The anti-corruption watchdog fired off a high-stakes letter to Muhammad Ali, the Adviser to the Prime Minister on Privatization, exposing a twenty-one-year history of bad faith and financial negligence. TIP asserts that what began as a stagnant $800 million debt from the 2005 privatization of Pakistan Telecommunication Company Limited (PTCL) has now ballooned into a staggering multi-billion dollar liability.
Etisalat PTCL Privatization Dues Dispute Spans Two Decades
The PTCL privatization remains one of the most lopsided deals in Pakistan’s history. Since 2005, Etisalat has comfortably operated Pakistan’s largest telecommunications infrastructure while stubbornly withholding the final payment. TIP highlights that the original outstanding amount was estimated at $1.6 billion when the matter reached the Supreme Court in 2011. Since then, the debt has grown exponentially.
TIP’s latest estimates include a 2% penalty for non-payment, which alone accounts for a $1.5 billion loss over just seven years. When factoring in interest, inflation, and the original $800 million principal, the total burden on the national exchequer now touches the $6 billion mark.
The UAE’s Diplomatic Stalling Tactics
Critics argue that the UAE government has leveraged its “brotherly” diplomatic status to shield Etisalat from its contractual obligations. While Pakistani officials frequently travel to Dubai to seek investment, they consistently fail to bring home the money Etisalat already owes the Pakistani people.
Earlier this year, Deputy Prime Minister Ishaq Dar met with senior Abu Dhabi officials to discuss the “PTCL issue.” However, TIP’s intervention suggests that these high-level meetings yield nothing but empty promises. Instead of a resolution, the UAE continues to use property transfer disputes as a convenient excuse to hijack billions of dollars that belong to the Pakistani taxpayer.

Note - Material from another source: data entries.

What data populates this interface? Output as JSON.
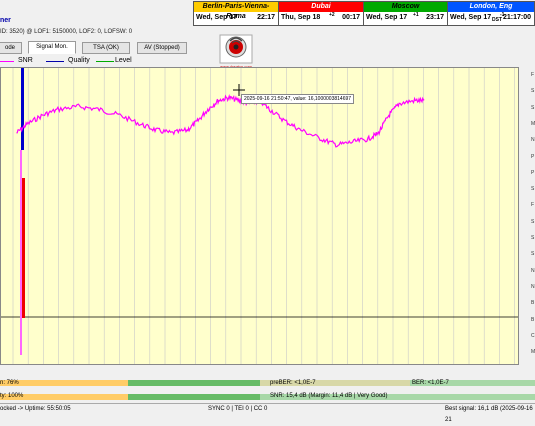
{
  "clocks": [
    {
      "name": "Berlin-Paris-Vienna-Roma",
      "day": "Wed, Sep 17",
      "time": "22:17",
      "offset": "",
      "header_bg": "#ffcc00",
      "header_fg": "#000000"
    },
    {
      "name": "Dubai",
      "day": "Thu, Sep 18",
      "time": "00:17",
      "offset": "+2",
      "header_bg": "#ff0000",
      "header_fg": "#ffffff"
    },
    {
      "name": "Moscow",
      "day": "Wed, Sep 17",
      "time": "23:17",
      "offset": "+1",
      "header_bg": "#00aa00",
      "header_fg": "#000000"
    },
    {
      "name": "London, Eng",
      "day": "Wed, Sep 17",
      "time": "21:17:00",
      "offset": "-1",
      "extra": "DST",
      "header_bg": "#0055ff",
      "header_fg": "#ffffff"
    }
  ],
  "title_fragment": "ner",
  "info_line": "ID: 3520) @ LOF1: 5150000, LOF2: 0, LOFSW: 0",
  "tabs": [
    {
      "label": "ode",
      "active": false
    },
    {
      "label": "Signal Mon.",
      "active": true
    },
    {
      "label": "TSA (OK)",
      "active": false
    },
    {
      "label": "AV (Stopped)",
      "active": false
    }
  ],
  "logo_text": "www.dxsatcs.com",
  "legend": [
    {
      "label": "SNR",
      "color": "#ff00ff"
    },
    {
      "label": "Quality",
      "color": "#0000aa"
    },
    {
      "label": "Level",
      "color": "#00aa00"
    }
  ],
  "tooltip": "2025-09-16 21:50:47, value: 16,1000003814697",
  "right_labels": [
    "F",
    "S",
    "S",
    "M",
    "N",
    "P",
    "P",
    "S",
    "F",
    "S",
    "S",
    "S",
    "N",
    "N",
    "B",
    "B",
    "C",
    "M"
  ],
  "chart_data": {
    "type": "line",
    "series": [
      {
        "name": "SNR",
        "color": "#ff00ff",
        "points": [
          [
            0.03,
            0.22
          ],
          [
            0.05,
            0.19
          ],
          [
            0.08,
            0.16
          ],
          [
            0.11,
            0.14
          ],
          [
            0.15,
            0.13
          ],
          [
            0.19,
            0.14
          ],
          [
            0.23,
            0.16
          ],
          [
            0.27,
            0.19
          ],
          [
            0.3,
            0.21
          ],
          [
            0.33,
            0.22
          ],
          [
            0.36,
            0.21
          ],
          [
            0.38,
            0.18
          ],
          [
            0.4,
            0.14
          ],
          [
            0.42,
            0.11
          ],
          [
            0.44,
            0.1
          ],
          [
            0.46,
            0.11
          ],
          [
            0.48,
            0.12
          ],
          [
            0.5,
            0.11
          ],
          [
            0.52,
            0.14
          ],
          [
            0.55,
            0.18
          ],
          [
            0.58,
            0.21
          ],
          [
            0.62,
            0.24
          ],
          [
            0.65,
            0.26
          ],
          [
            0.68,
            0.25
          ],
          [
            0.71,
            0.24
          ],
          [
            0.73,
            0.22
          ],
          [
            0.75,
            0.16
          ],
          [
            0.77,
            0.12
          ],
          [
            0.8,
            0.11
          ],
          [
            0.82,
            0.11
          ]
        ]
      }
    ]
  },
  "bottom": {
    "left_pct": "n: 76%",
    "quality_pct": "ty: 100%",
    "prober": "preBER: <1,0E-7",
    "snr_text": "SNR: 15,4 dB (Margin: 11,4 dB | Very Good)",
    "ber": "BER: <1,0E-7",
    "locked": "ocked -> Uptime: 55:50:05",
    "sync": "SYNC 0 | TEI 0 | CC 0",
    "best_signal": "Best signal: 16,1 dB (2025-09-16 21"
  }
}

Regulatory Collapse: The PTA’s Toothless Watch
The report does not spare local authorities. TIP explicitly blamed the Pakistan Telecommunication Authority (PTA) and the Privatization Commission for their “regulatory lapses.” For two decades, these institutions have watched from the sidelines as a foreign entity exploited national assets without fulfilling its financial promises.
TIP now demands that the government direct the PTA to initiate immediate recovery proceedings. According to the watchdog, failure to recover the money owed by Etisalat amounts to a violation of national interest.
Pakistan at a Crossroads
In the face of an ongoing economic struggle, the return of the six billion dollars would change Pakistan’s economic fortune entirely. In its statement, TIP says that the “Islamabad Accord,” or indeed any deal involving the UAE in the future, must involve recovering the six billion dollars.
From Transparency International’s statement, it is clear that Pakistan should not continue to be an easy prey for any business organization seeking to maximize profits at the expense of the law. This would mean that the country cannot take care of its own interests and its national assets will be taken advantage of by those unwilling to pay their dues.